Somehow in the next three minutes she had to clear the room. Raeworth and Ackroyd, London’s finest, had been installed at her meeting table for the past half hour and were making it super-clear they wouldn’t move their butts till Jonquil gave them Danielle. She didn’t have Danielle and wouldn’t have been inclined to hand her over if she did; but she needed to clear the room before she went on the line with Sean in – what? – two minutes thirty-five. She couldn’t have Sean knowing she was receiving courtesy calls from the five-oh. With more time and an ideal world, she’d have preferred to ditch them without giving up Danielle – but needs must.
‘So, look,’ she said. ‘Officer. You want to speak with Danielle Farr? So do I. You got to wait in line. She’ll be here for a disciplinary at nine. Right now,’ she flipped up her sleeve to check her Rolex – one minute fifty-five. ‘I got confidential business. Unrelated.’ She hopped up and grabbed the door. ‘So if you could wait in – here you go, in the room right across here?’
They didn’t move.

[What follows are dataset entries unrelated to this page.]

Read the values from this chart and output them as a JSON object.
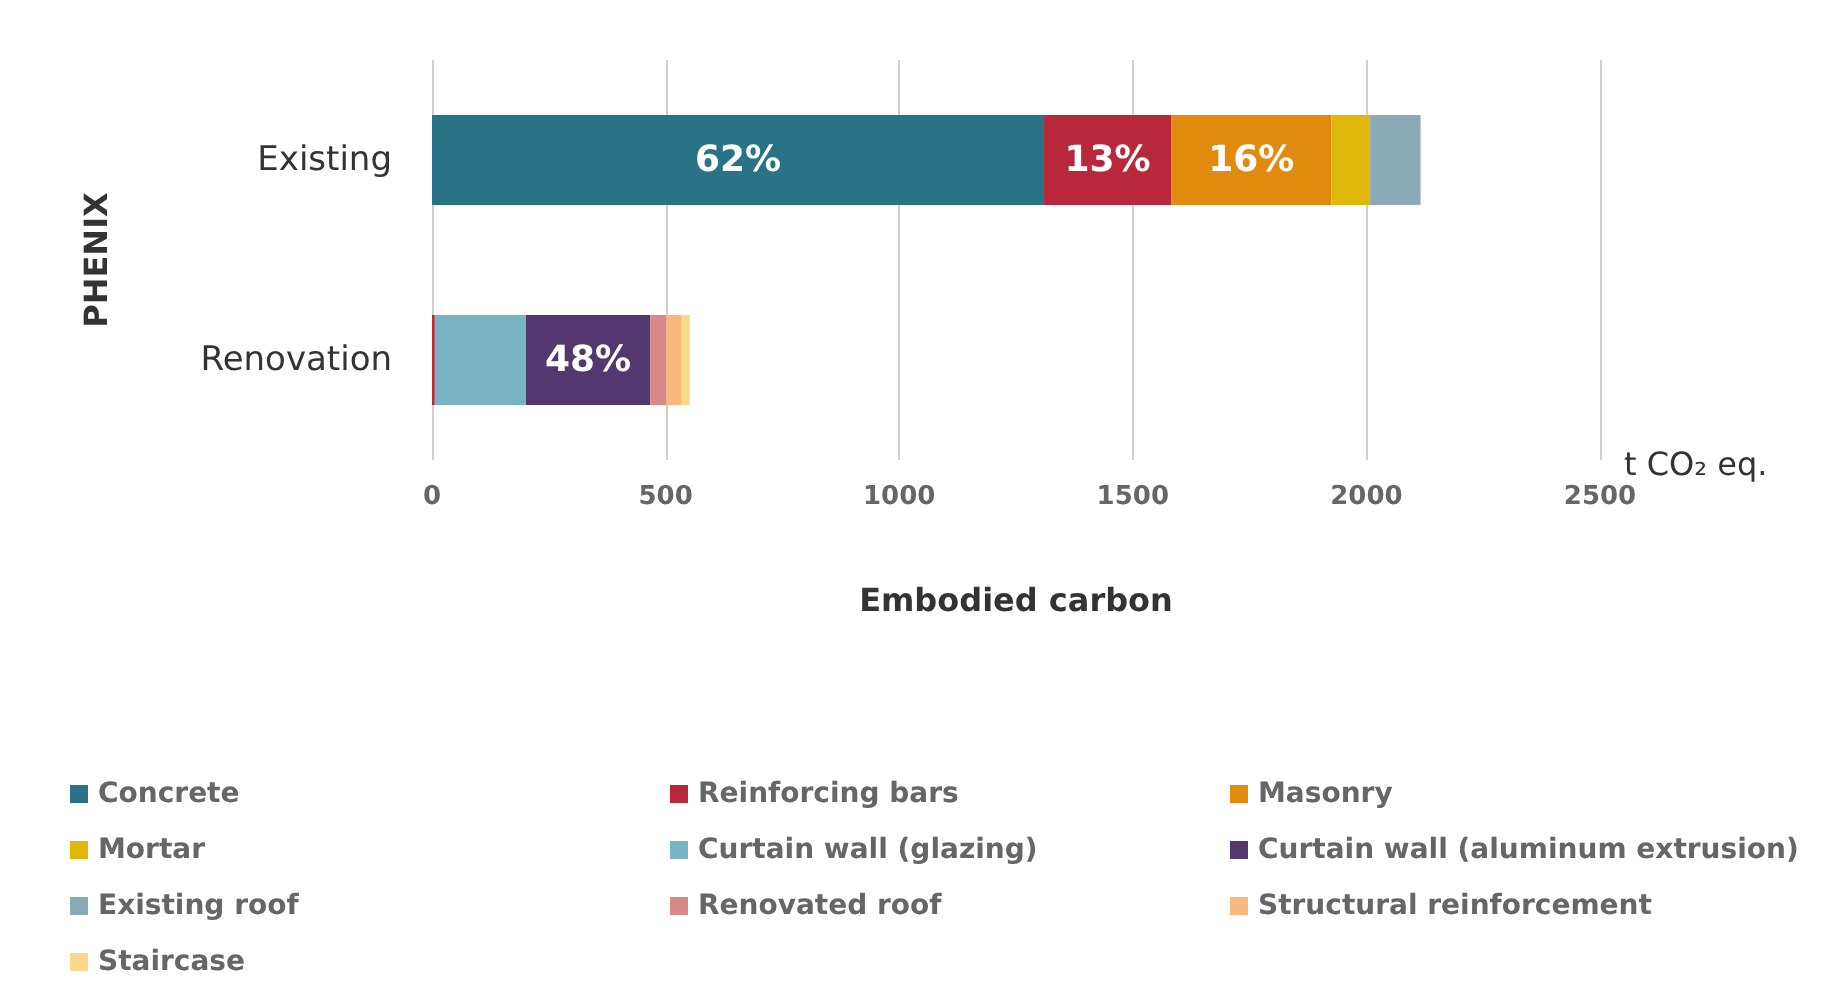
{
  "chart_data": {
    "type": "bar",
    "orientation": "horizontal",
    "stacked": true,
    "ylabel": "PHENIX",
    "xlabel": "Embodied carbon",
    "annotations": [
      "t CO₂ eq.",
      "62%",
      "13%",
      "16%",
      "48%"
    ],
    "categories": [
      "Existing",
      "Renovation"
    ],
    "xlim": [
      0,
      2500
    ],
    "xticks": [
      0,
      500,
      1000,
      1500,
      2000,
      2500
    ],
    "grid": "x",
    "legend": "bottom",
    "series": [
      {
        "name": "Concrete",
        "color": "#2a7286",
        "values": [
          1310,
          null
        ]
      },
      {
        "name": "Reinforcing bars",
        "color": "#b8283a",
        "values": [
          272,
          6
        ]
      },
      {
        "name": "Masonry",
        "color": "#e08a0e",
        "values": [
          343,
          null
        ]
      },
      {
        "name": "Mortar",
        "color": "#e0b80c",
        "values": [
          83,
          null
        ]
      },
      {
        "name": "Curtain wall (glazing)",
        "color": "#7ab4c4",
        "values": [
          null,
          195
        ]
      },
      {
        "name": "Curtain wall (aluminum extrusion)",
        "color": "#52386e",
        "values": [
          null,
          266
        ]
      },
      {
        "name": "Existing roof",
        "color": "#8aaab8",
        "values": [
          108,
          null
        ]
      },
      {
        "name": "Renovated roof",
        "color": "#d98888",
        "values": [
          null,
          34
        ]
      },
      {
        "name": "Structural reinforcement",
        "color": "#f8b880",
        "values": [
          null,
          32
        ]
      },
      {
        "name": "Staircase",
        "color": "#fbd98a",
        "values": [
          null,
          19
        ]
      }
    ]
  }
}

So, OK. She had to sell them on it.
‘You’ll be able to see when Danielle arrives, through the glass panel, look.’
The head cop twitched forward in his chair. One minute thirty. If she could only get him to raise his butt she could keep him moving through the door.
‘And pastries! We have pastries. A danish? Genevieve, could you be a total babe and set up a breakfast collation in 2.03? Bless you.’
She looked back at the cops to see if this was landing. Did British cops like a danish? Should she offer pies?
‘There’s a phone right there. We’ll call through the second Danielle arrives, I guarantee.’
The two exchanged a look, then rose together and filed into meeting pod 2.03. Jonquil popped her door shut and checked her watch. Fifteen seconds. She patted her hair straight. Damn but life can be exhausting when you got to spin the plates. She dialled in to conference. Sean didn’t do pleasantries at the best of times but his starting gambit was direct even for him.
‘I’m going to kill Parley,’ he said. ‘Dead, this weekend.’
Jonquil stared at the phone.
‘I’m – sorry, Sean,
what?
’
‘I think I was pretty clear. I’m about to terminate your service.’
Jonquil clicked the button of her pen.
Clickety clickety.
Sean’s voice fizzed out of the spider phone.
‘Hello? Are you getting me?’
‘Sean, Sean, you’re being hasty. We have something real big here. For the whole group. A new narrative.’
‘You know what, Jonquil, you’re correct. We have something big. A big looming shitstorm which you’re about to remove by pressing the kill button on this sideshow.’